At this point in time, the right to produce derivative works
is not granted to the IETF as the authors are uncertain about
the necessity to create a working group. The specification is
not encumbered by patents. The ANNODEX(TM) format is protected
by a trademark to prevent the use of the term "annodex" for any
related but non-conformant and therefore non-interoperable
technology.
Please note that this document assumes that the reader has a
fluent working knowledge of XML, HTML, XHTML and
the World Wide Web. Knowledge about the ANNODEX(TM) sister document is also
presumed.
Time-continuous data in the ANNODEX(TM) format contains
XML-based annotations and hyperlinking information that enables
it to be browsed by client applications, and crawled and indexed
by search engines.
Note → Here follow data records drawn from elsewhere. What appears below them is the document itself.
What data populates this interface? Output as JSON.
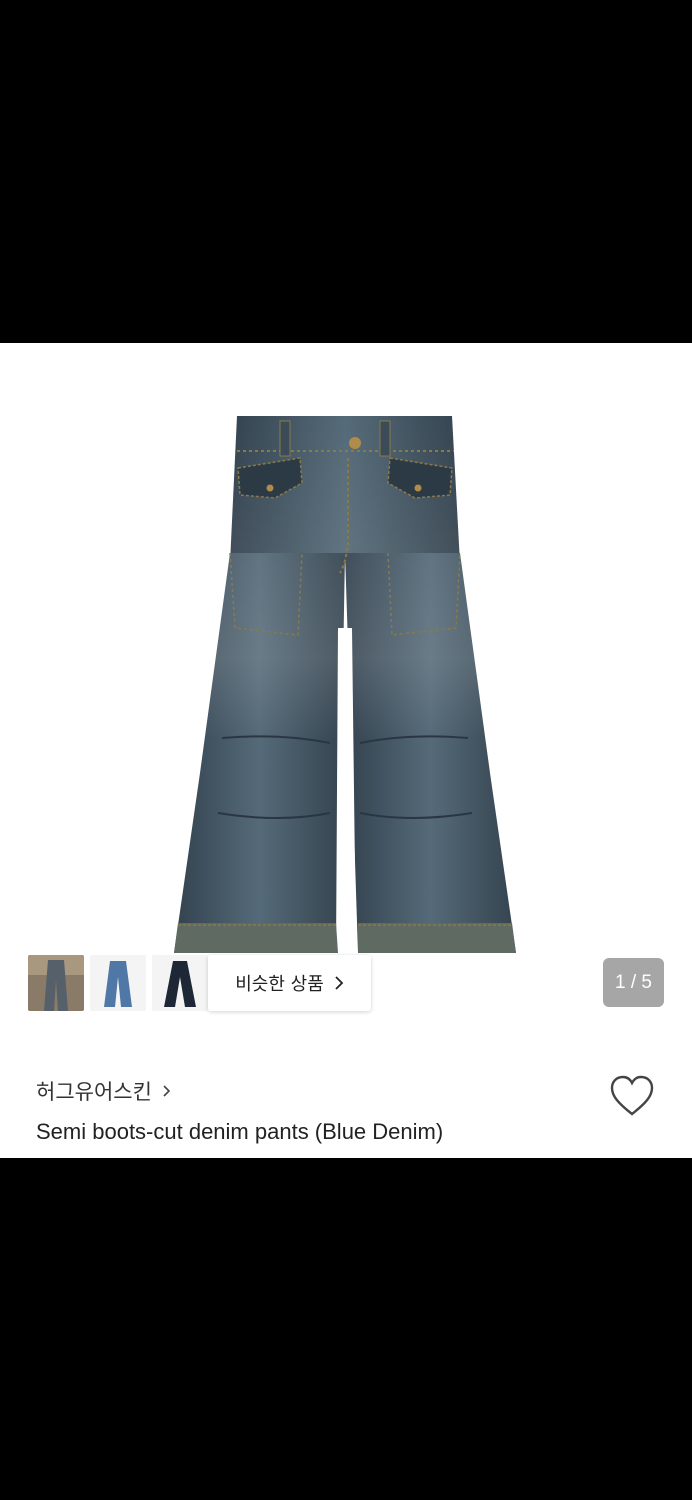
{
  "product": {
    "image_alt": "Semi boots-cut denim pants",
    "thumbnails": [
      {
        "name": "thumbnail-1"
      },
      {
        "name": "thumbnail-2"
      },
      {
        "name": "thumbnail-3"
      }
    ],
    "similar_label": "비슷한 상품",
    "counter": "1 / 5",
    "brand": "허그유어스킨",
    "title": "Semi boots-cut denim pants (Blue Denim)"
  },
  "colors": {
    "denim_dark": "#2f3f4d",
    "denim_mid": "#4a5d6b",
    "denim_light": "#6d7f8a",
    "counter_bg": "#a6a6a6"
  },
  "icons": {
    "chevron": "chevron-right-icon",
    "heart": "heart-outline-icon"
  }
}
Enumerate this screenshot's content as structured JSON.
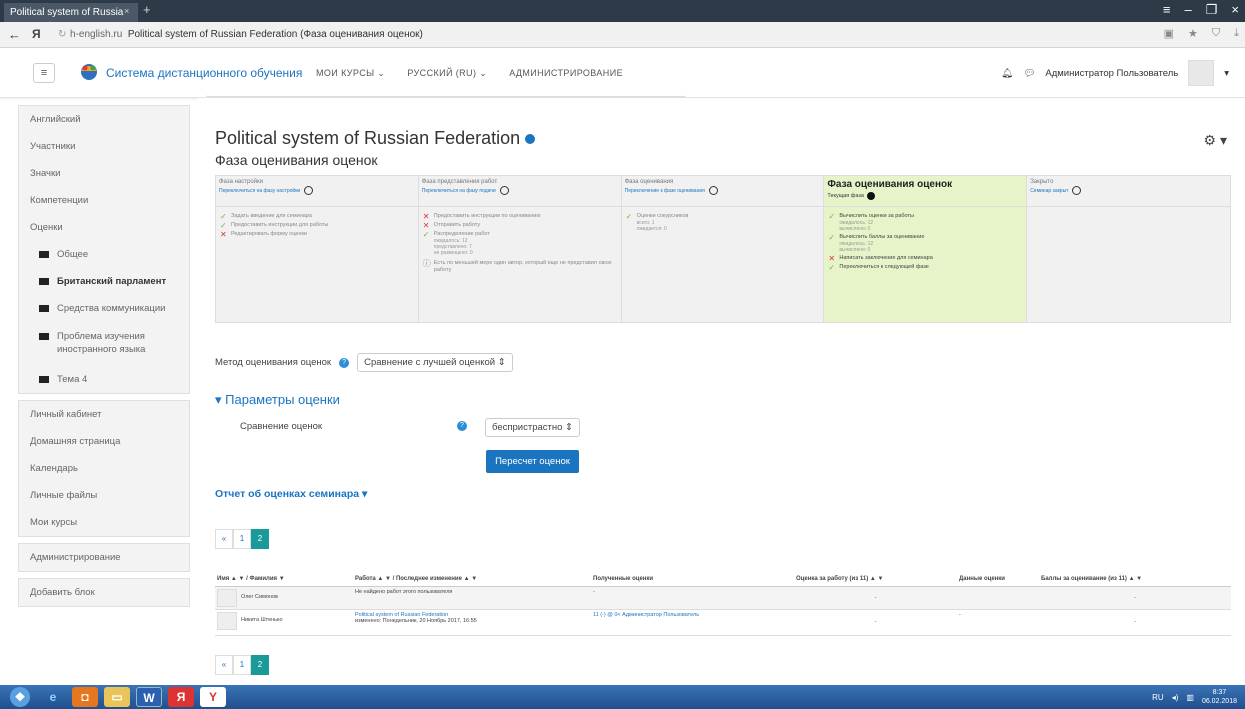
{
  "browser": {
    "tab_title": "Political system of Russia",
    "tab_close": "×",
    "new_tab": "+",
    "yx": "Я",
    "url_domain": "h-english.ru",
    "url_title": "Political system of Russian Federation (Фаза оценивания оценок)"
  },
  "nav": {
    "site_name": "Система дистанционного обучения",
    "menu": [
      "МОИ КУРСЫ ⌄",
      "РУССКИЙ (RU) ⌄",
      "АДМИНИСТРИРОВАНИЕ"
    ],
    "user": "Администратор Пользователь"
  },
  "sidebar": {
    "block1": [
      "Английский",
      "Участники",
      "Значки",
      "Компетенции",
      "Оценки"
    ],
    "sub": [
      "Общее",
      "Британский парламент",
      "Средства коммуникации",
      "Проблема изучения иностранного языка",
      "Тема 4"
    ],
    "block2": [
      "Личный кабинет",
      "Домашняя страница",
      "Календарь",
      "Личные файлы",
      "Мои курсы"
    ],
    "admin": "Администрирование",
    "add_block": "Добавить блок"
  },
  "page": {
    "title": "Political system of Russian Federation",
    "subtitle": "Фаза оценивания оценок"
  },
  "phases": [
    {
      "name": "Фаза настройки",
      "switch": "Переключиться на фазу настройки",
      "tasks": [
        {
          "mark": "ok",
          "text": "Задать введение для семинара"
        },
        {
          "mark": "ok",
          "text": "Предоставить инструкции для работы"
        },
        {
          "mark": "no",
          "text": "Редактировать форму оценки"
        }
      ]
    },
    {
      "name": "Фаза представления работ",
      "switch": "Переключиться на фазу подачи",
      "tasks": [
        {
          "mark": "no",
          "text": "Предоставить инструкции по оцениванию"
        },
        {
          "mark": "no",
          "text": "Отправить работу"
        },
        {
          "mark": "ok",
          "text": "Распределение работ",
          "sub": [
            "ожидалось: 12",
            "представлено: 7",
            "не размещено: 0"
          ]
        },
        {
          "mark": "info",
          "text": "Есть по меньшей мере один автор, который еще не представил свою работу"
        }
      ]
    },
    {
      "name": "Фаза оценивания",
      "switch": "Переключение к фазе оценивания",
      "tasks": [
        {
          "mark": "ok",
          "text": "Оценки сокурсников",
          "sub": [
            "всего: 1",
            "ожидается: 0"
          ]
        }
      ]
    },
    {
      "name": "Фаза оценивания оценок",
      "current": "Текущая фаза",
      "tasks": [
        {
          "mark": "ok",
          "text": "Вычислить оценки за работы",
          "sub": [
            "ожидалось: 12",
            "вычислено: 0"
          ]
        },
        {
          "mark": "ok",
          "text": "Вычислить баллы за оценивание",
          "sub": [
            "ожидалось: 12",
            "вычислено: 0"
          ]
        },
        {
          "mark": "no",
          "text": "Написать заключение для семинара"
        },
        {
          "mark": "ok",
          "text": "Переключиться к следующей фазе"
        }
      ]
    },
    {
      "name": "Закрыто",
      "switch": "Семинар закрыт",
      "tasks": []
    }
  ],
  "method": {
    "label": "Метод оценивания оценок",
    "value": "Сравнение с лучшей оценкой ⇕"
  },
  "params": {
    "header": "Параметры оценки",
    "cmp_label": "Сравнение оценок",
    "cmp_value": "беспристрастно ⇕",
    "recalc": "Пересчет оценок"
  },
  "report": {
    "header": "Отчет об оценках семинара ▾"
  },
  "pager": [
    "«",
    "1",
    "2"
  ],
  "table": {
    "headers": [
      "Имя ▲ ▼ / Фамилия ▼",
      "Работа ▲ ▼ / Последнее изменение ▲ ▼",
      "Полученные оценки",
      "Оценка за работу (из 11) ▲ ▼",
      "Данные оценки",
      "Баллы за оценивание (из 11) ▲ ▼"
    ],
    "rows": [
      {
        "name": "Олег Симонов",
        "work": "Не найдено работ этого пользователя",
        "modified": "",
        "received": "-",
        "grade": "-",
        "given": "",
        "points": "-"
      },
      {
        "name": "Никита Штенько",
        "work": "Political system of Russian Federation",
        "modified": "изменено: Понедельник, 20 Ноябрь 2017, 16:55",
        "received": "11 (-) @ 0<  Администратор Пользователь",
        "grade": "-",
        "given": "-",
        "points": "-"
      }
    ]
  },
  "taskbar": {
    "lang": "RU",
    "time": "8:37",
    "date": "06.02.2018"
  }
}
The Continuous Media Markup Language CMML is
a simple markup language for authoring the XML data to be
multiplexed with the time-continuous data given in binary
bitstreams. This process eventually creates ANNODEX(TM) format
bitstreams. The CMML has much in common with XHTML.
The CMML can describe one or several time-continuous media
bitstreams. It is used to create all the tags required for
authoring the annotation information for the ANNODEX(TM)
format. It therefore basically contains the same tags as the
annotation bitstream in ANNODEX(TM) format bitstreams, but also
has some additional tags required for identifying and
synchronising one or several time-continuous bitstreams that
will be multiplexed together for the creation of one conherent
ANNODEX(TM) format bitstream.
The following picture illustrates the multiplexing
activity:
-<-------
|
Multiplexing
|
v
----------------------------------------------------------------------
|stream|head|anchor_1| media packets |anchor_2| media packets ...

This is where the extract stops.